06-28-2017 05:31 PM
Hello: I would like to do a multinomial logistic regression. There are three response levels, and two factors (class) variables as the explanatory variables. My problem is the "exposure" to both of the class variables varies by observation. In a binomial logistic regression I know I could include the exposure as an offset variable, but I can't figure out how to calculate what offset I should use when there are two factors, each with varying exposures. Any ideas?
More detail: I'm trying to model probabilities of a fish moving in a stream.
My 3 responses are the fish 1) moved upstream; 2) moved downstream, or 3) moved and returned to its former location.
The two nominal response variables are light level (coded as day or night) and tide (coded as flooding or ebbing).

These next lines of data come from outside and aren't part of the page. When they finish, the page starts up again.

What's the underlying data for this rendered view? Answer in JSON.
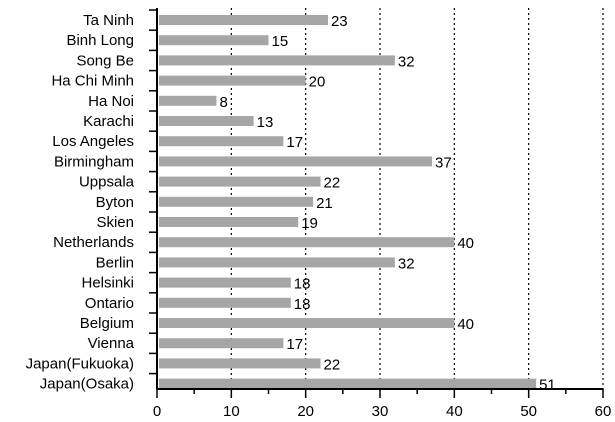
{
  "chart_data": {
    "type": "bar",
    "orientation": "horizontal",
    "categories": [
      "Ta Ninh",
      "Binh Long",
      "Song Be",
      "Ha Chi Minh",
      "Ha Noi",
      "Karachi",
      "Los Angeles",
      "Birmingham",
      "Uppsala",
      "Byton",
      "Skien",
      "Netherlands",
      "Berlin",
      "Helsinki",
      "Ontario",
      "Belgium",
      "Vienna",
      "Japan(Fukuoka)",
      "Japan(Osaka)"
    ],
    "values": [
      23,
      15,
      32,
      20,
      8,
      13,
      17,
      37,
      22,
      21,
      19,
      40,
      32,
      18,
      18,
      40,
      17,
      22,
      51
    ],
    "data_labels": [
      "23",
      "15",
      "32",
      "20",
      "8",
      "13",
      "17",
      "37",
      "22",
      "21",
      "19",
      "40",
      "32",
      "18",
      "18",
      "40",
      "17",
      "22",
      "51"
    ],
    "muted_labels": [
      4
    ],
    "xlim": [
      0,
      60
    ],
    "xticks": [
      "0",
      "10",
      "20",
      "30",
      "40",
      "50",
      "60"
    ],
    "title": "",
    "xlabel": "",
    "ylabel": "",
    "grid": "vertical dotted",
    "colors": {
      "bar": "#a6a6a6",
      "label": "#000000",
      "muted_label": "#9a9a9a",
      "grid": "#000000",
      "axis": "#000000"
    }
  }
}
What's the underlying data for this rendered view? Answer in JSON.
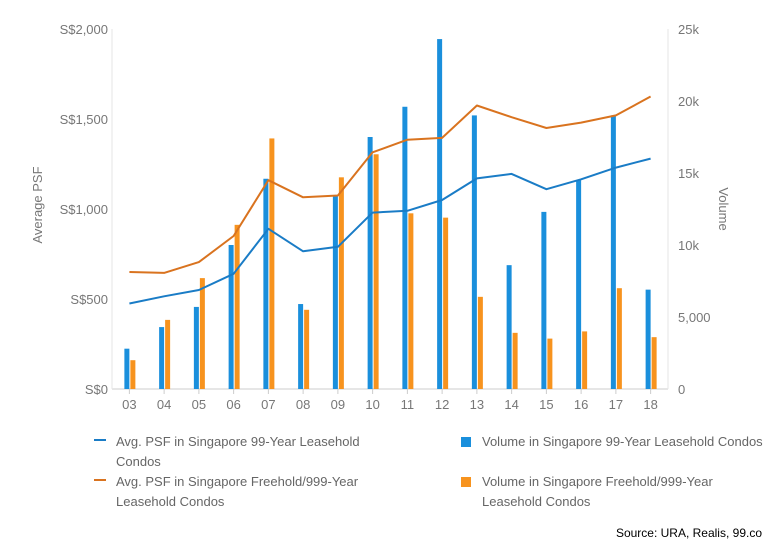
{
  "chart_data": {
    "type": "bar+line",
    "categories": [
      "03",
      "04",
      "05",
      "06",
      "07",
      "08",
      "09",
      "10",
      "11",
      "12",
      "13",
      "14",
      "15",
      "16",
      "17",
      "18"
    ],
    "y_left": {
      "label": "Average PSF",
      "ticks": [
        "S$0",
        "S$500",
        "S$1,000",
        "S$1,500",
        "S$2,000"
      ],
      "range": [
        0,
        2000
      ]
    },
    "y_right": {
      "label": "Volume",
      "ticks": [
        "0",
        "5,000",
        "10k",
        "15k",
        "20k",
        "25k"
      ],
      "range": [
        0,
        25000
      ]
    },
    "grid": false,
    "legend_position": "bottom",
    "series": [
      {
        "name": "Avg. PSF in Singapore 99-Year Leasehold Condos",
        "kind": "line",
        "axis": "left",
        "color": "#1a7cc6",
        "values": [
          475,
          515,
          550,
          640,
          890,
          765,
          790,
          980,
          990,
          1050,
          1170,
          1195,
          1110,
          1165,
          1230,
          1280
        ]
      },
      {
        "name": "Avg. PSF in Singapore Freehold/999-Year Leasehold Condos",
        "kind": "line",
        "axis": "left",
        "color": "#d9731f",
        "values": [
          650,
          645,
          705,
          850,
          1160,
          1065,
          1075,
          1315,
          1385,
          1395,
          1575,
          1510,
          1450,
          1480,
          1520,
          1625
        ]
      },
      {
        "name": "Volume in Singapore 99-Year Leasehold Condos",
        "kind": "bar",
        "axis": "right",
        "color": "#1a8fdc",
        "values": [
          2800,
          4300,
          5700,
          10000,
          14600,
          5900,
          13400,
          17500,
          19600,
          24300,
          19000,
          8600,
          12300,
          14500,
          19000,
          6900
        ]
      },
      {
        "name": "Volume in Singapore Freehold/999-Year Leasehold Condos",
        "kind": "bar",
        "axis": "right",
        "color": "#f7931e",
        "values": [
          2000,
          4800,
          7700,
          11400,
          17400,
          5500,
          14700,
          16300,
          12200,
          11900,
          6400,
          3900,
          3500,
          4000,
          7000,
          3600
        ]
      }
    ]
  },
  "source": "Source: URA, Realis, 99.co"
}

The study took place over several months, so fish that were followed early in the study experienced shorter daylengths (exposure to light) than fish that were followed later in the study. The same is true of the tides - fish were exposed to varying durations of flooding or ebbing tides. So how do I take the different day lengths and tide durations into account when trying to evaluate the fish response to those factors?
Class DayOrNight (ref='Day')
Model Movement = DayOrNight | FloodOrEbb / Offset = ????;
Thanks in advance.
06-30-2017 02:22 PM
Sounds like you simply need to change your predictors from binary variables, to continuous predictors that are estimates of the total light exposure and total flood (and/or ebb) exposure.